Fritzl kept sex slave daughter chained up with a dog lead in the dungeon that SHE helped to build
Depraved Josef Fritzl kept his daughter chained to the wall by a dog lead during the first nine months of her imprisonment, it emerged today.
A chain was put around her neck and only released when she went to the toilet.
Documents leaked from police files also show that Elisabeth helped to build the prison where she was to spend the next 24 years of her life.
She had not been told what the cellar was for and had been ordered by her bullying father to help him work on it.
It was only when a 300 kilo door was put in place that she discovered she had built her own prison.
The leaked notes also show that Elisabeth lived the first nine years of her captivity in a single room where her children had to watch as she was repeatedly raped by her father.
It was only later that Fritzl, 73, had started to expand the cellar with additional rooms.

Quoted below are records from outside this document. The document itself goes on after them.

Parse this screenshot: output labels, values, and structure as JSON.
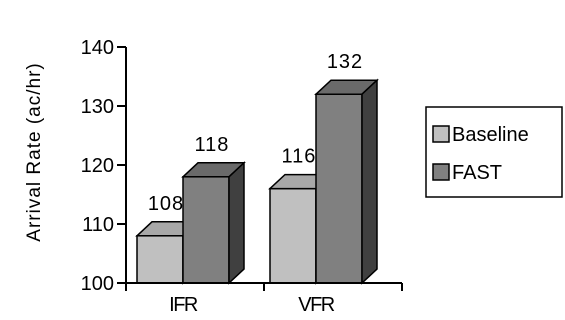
{
  "chart_data": {
    "type": "bar",
    "title": "",
    "xlabel": "",
    "ylabel": "Arrival  Rate  (ac/hr)",
    "ylim": [
      100,
      140
    ],
    "yticks": [
      100,
      110,
      120,
      130,
      140
    ],
    "categories": [
      "IFR",
      "VFR"
    ],
    "series": [
      {
        "name": "Baseline",
        "values": [
          108,
          116
        ],
        "color": "#c0c0c0"
      },
      {
        "name": "FAST",
        "values": [
          118,
          132
        ],
        "color": "#808080"
      }
    ],
    "data_labels": [
      [
        "108",
        "116"
      ],
      [
        "118",
        "132"
      ]
    ],
    "legend_position": "right",
    "grid": false,
    "style": "3d-bar"
  }
}
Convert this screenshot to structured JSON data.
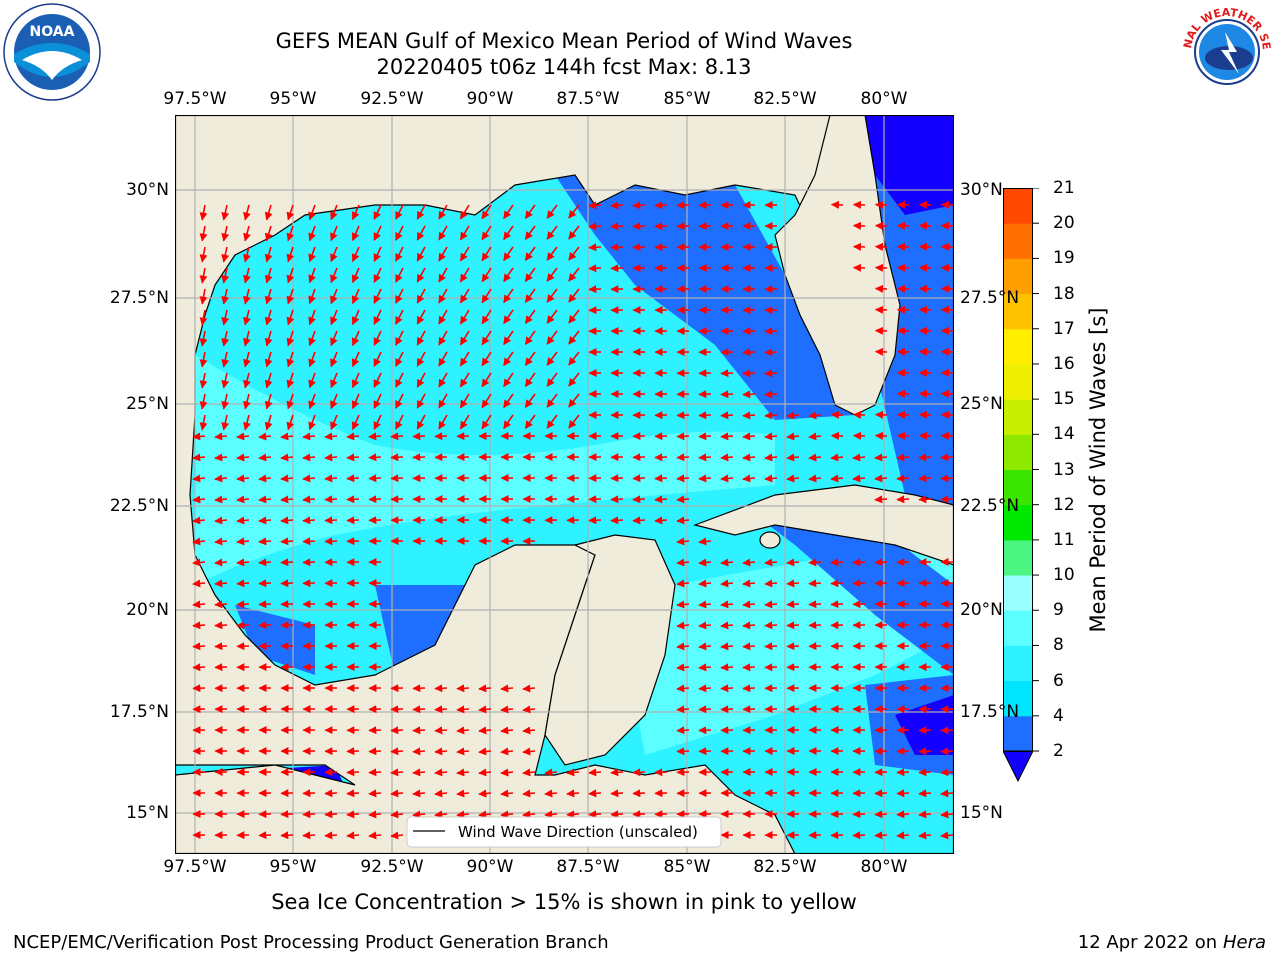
{
  "title_line1": "GEFS MEAN Gulf of Mexico Mean Period of Wind Waves",
  "title_line2": "20220405 t06z 144h fcst   Max: 8.13",
  "lon_labels": [
    "97.5°W",
    "95°W",
    "92.5°W",
    "90°W",
    "87.5°W",
    "85°W",
    "82.5°W",
    "80°W"
  ],
  "lat_labels": [
    "30°N",
    "27.5°N",
    "25°N",
    "22.5°N",
    "20°N",
    "17.5°N",
    "15°N"
  ],
  "legend_label": "Wind Wave Direction (unscaled)",
  "colorbar": {
    "title": "Mean Period of Wind Waves [s]",
    "ticks": [
      "2",
      "4",
      "6",
      "8",
      "9",
      "10",
      "11",
      "12",
      "13",
      "14",
      "15",
      "16",
      "17",
      "18",
      "19",
      "20",
      "21"
    ],
    "colors": [
      "#1e6eff",
      "#00e5ff",
      "#2ef2ff",
      "#5cffff",
      "#99ffff",
      "#4cf582",
      "#00e700",
      "#3ae600",
      "#8ee800",
      "#c8ef00",
      "#eeee00",
      "#ffee00",
      "#ffc200",
      "#ff9e00",
      "#ff7000",
      "#ff4800",
      "#ff1e00"
    ],
    "extend_color": "#1400ff"
  },
  "note": "Sea Ice Concentration > 15% is shown in pink to yellow",
  "footer_left": "NCEP/EMC/Verification Post Processing Product Generation Branch",
  "footer_right_date": "12 Apr 2022 on ",
  "footer_right_machine": "Hera",
  "logos": {
    "noaa_text": "NOAA",
    "nws_text": "NATIONAL WEATHER SERVICE"
  },
  "colors": {
    "land": "#efecdc",
    "coast": "#000000",
    "arrow": "#ff0000",
    "grid": "#b0b0b0"
  }
}
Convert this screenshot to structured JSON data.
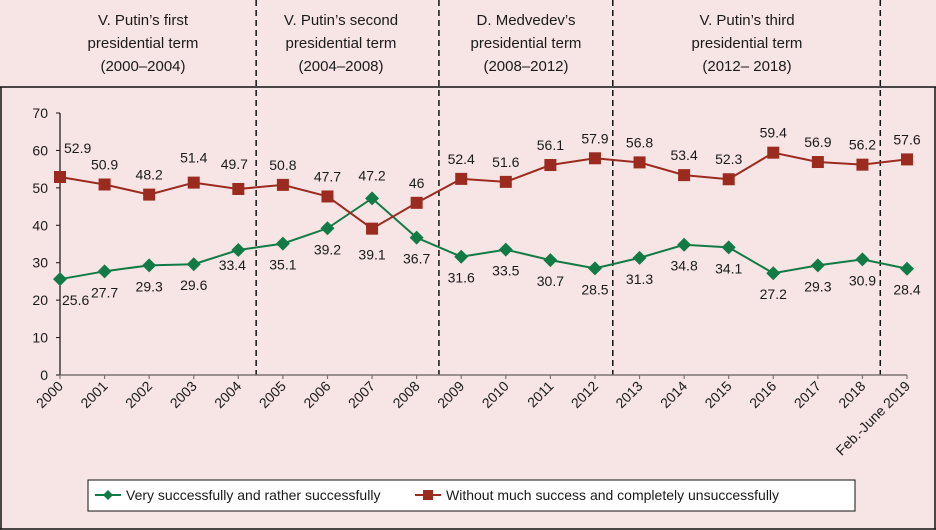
{
  "chart_data": {
    "type": "line",
    "title": "",
    "xlabel": "",
    "ylabel": "",
    "ylim": [
      0,
      70
    ],
    "yticks": [
      0,
      10,
      20,
      30,
      40,
      50,
      60,
      70
    ],
    "grid": false,
    "legend_position": "bottom",
    "categories": [
      "2000",
      "2001",
      "2002",
      "2003",
      "2004",
      "2005",
      "2006",
      "2007",
      "2008",
      "2009",
      "2010",
      "2011",
      "2012",
      "2013",
      "2014",
      "2015",
      "2016",
      "2017",
      "2018",
      "Feb.-June 2019"
    ],
    "series": [
      {
        "name": "Very successfully and rather successfully",
        "color": "#127a45",
        "marker": "diamond",
        "values": [
          25.6,
          27.7,
          29.3,
          29.6,
          33.4,
          35.1,
          39.2,
          47.2,
          36.7,
          31.6,
          33.5,
          30.7,
          28.5,
          31.3,
          34.8,
          34.1,
          27.2,
          29.3,
          30.9,
          28.4
        ],
        "labels": [
          "25.6",
          "27.7",
          "29.3",
          "29.6",
          "33.4",
          "35.1",
          "39.2",
          "47.2",
          "36.7",
          "31.6",
          "33.5",
          "30.7",
          "28.5",
          "31.3",
          "34.8",
          "34.1",
          "27.2",
          "29.3",
          "30.9",
          "28.4"
        ]
      },
      {
        "name": "Without much success and completely unsuccessfully",
        "color": "#9b2a1f",
        "marker": "square",
        "values": [
          52.9,
          50.9,
          48.2,
          51.4,
          49.7,
          50.8,
          47.7,
          39.1,
          46,
          52.4,
          51.6,
          56.1,
          57.9,
          56.8,
          53.4,
          52.3,
          59.4,
          56.9,
          56.2,
          57.6
        ],
        "labels": [
          "52.9",
          "50.9",
          "48.2",
          "51.4",
          "49.7",
          "50.8",
          "47.7",
          "39.1",
          "46",
          "52.4",
          "51.6",
          "56.1",
          "57.9",
          "56.8",
          "53.4",
          "52.3",
          "59.4",
          "56.9",
          "56.2",
          "57.6"
        ]
      }
    ],
    "annotations": {
      "term_boundaries_after_index": [
        4.4,
        8.5,
        12.4,
        18.4
      ],
      "terms": [
        {
          "lines": [
            "V. Putin’s first",
            "presidential term",
            "(2000–2004)"
          ]
        },
        {
          "lines": [
            "V. Putin’s second",
            "presidential term",
            "(2004–2008)"
          ]
        },
        {
          "lines": [
            "D. Medvedev’s",
            "presidential term",
            "(2008–2012)"
          ]
        },
        {
          "lines": [
            "V. Putin’s third",
            "presidential term",
            "(2012– 2018)"
          ]
        }
      ]
    }
  },
  "colors": {
    "background": "#f7e5e5",
    "axis": "#7f7373",
    "frame": "#111111"
  }
}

Until that point the children in the cellar had to watch while their mother was raped on "numerous occasions" - and even later when other rooms were added they still had to listen - as none of the rooms had doors.
Elisabeth told police her cellar ordeal started when she had been asked to help her father mount the steel and concrete entrance door, the final cellar component, and once this was completed he had drugged her and locked her up.
When she came to, she was handcuffed to a post and remained handcuffed for the next two days.
For the next six to nine months he had put her on a leash that kept her captive but allowed her to go to the toilet.
She reportedly told police he frequently came downstairs in that time to demand sex.
She said that at the start she had fought against the imprisonment, banging on the walls and screaming until she could no longer speak, but no one had come as the weeks turned into months, and the years into decades.
She said she had eventually stopped arguing with her father who in turn had stopped beating her as frequently.
Eventually she had become pregnant with Kerstin, now 19, and she had informed her father - fearing that he would be furious because he would now have to release her to go to hospital.
He had reportedly replied: "Do not think you are getting away from me so easily."
Details of the birth have not been spoken about by Elisabeth but afterwards Fritzl had continued to return frequently for more sex, at least once every three days.
After Kerstin there were further children, Stefan, 18, Lisa, 16 Monika, 15, Alexander, 12, whose twin brother died from neglect before he could even be given a name, and finally Felix, 5.
Elisabeth remained in the cellar until last month when her daughter who had reportedly suffered from epileptic attacks since birth, started once again to get severe cramps.
He agreed reluctantly to take Kerstin to hospital but only after chillingly making Elisabeth write a note to doctors.
Elisabeth was kept in one room of the dungeon, under the family home, for nine months
It read: "Wednesday, I gave her aspirin and cough medicine for the condition. Thursday, the cough worsened. Friday, the coughing gets even worse. She has been biting her lip as well as her tongue. Please, please help her! Kerstin is really terrified of other people, she was never in a hospital. If there are any problems please ask my father for help, he is the only person that she knows."
Elisabeth had to carry Kerstin, who weighed 50 kilos, upstairs to the car. It was the first time she had seen sunlight that reportedly temporarily blinded her.
As her eyesight slowly adjusted she noticed the way the house had changed, a swimming pool - and what seemed to be a conservatory and another garage had been added.
But just two minutes later she was back in the cellar and the door closed.
Kerstin's two brothers were reportedly both distressed at the sudden disappearance of their sister and had both asked where she was and what was happening to her "outside the door".
Records show the Fritzl then rang the emergency services saying: "This is an emergency, I have just found my niece unconscious."
On the 26 of April, Elisabeth was listening to the local television on the small TV she had in the cellar and saw a report from a doctor that she was being sought because the condition of her daughter had worsened.
For the first time in years she stood up to her father and demanded to be taken to the hospital - where she was found by police.
When Elisabeth spoke to police after she was rescued at the hospital on the 26 April, the information she gave was so shocking officers said they just sat and listened.
They described how she spoke fast, with long pauses as she seemed to struggle to gather her thoughts and look for the right words.
The interview lasted two hours, and produced notes that covered eight sides of A4 paper.
Elisabeth who is in a secure ward with her mother Rosemarie, 69, and five of her six children told investigators her father had acted alone in providing food and clothing for them.
Kerstin is still in an intensive care ward.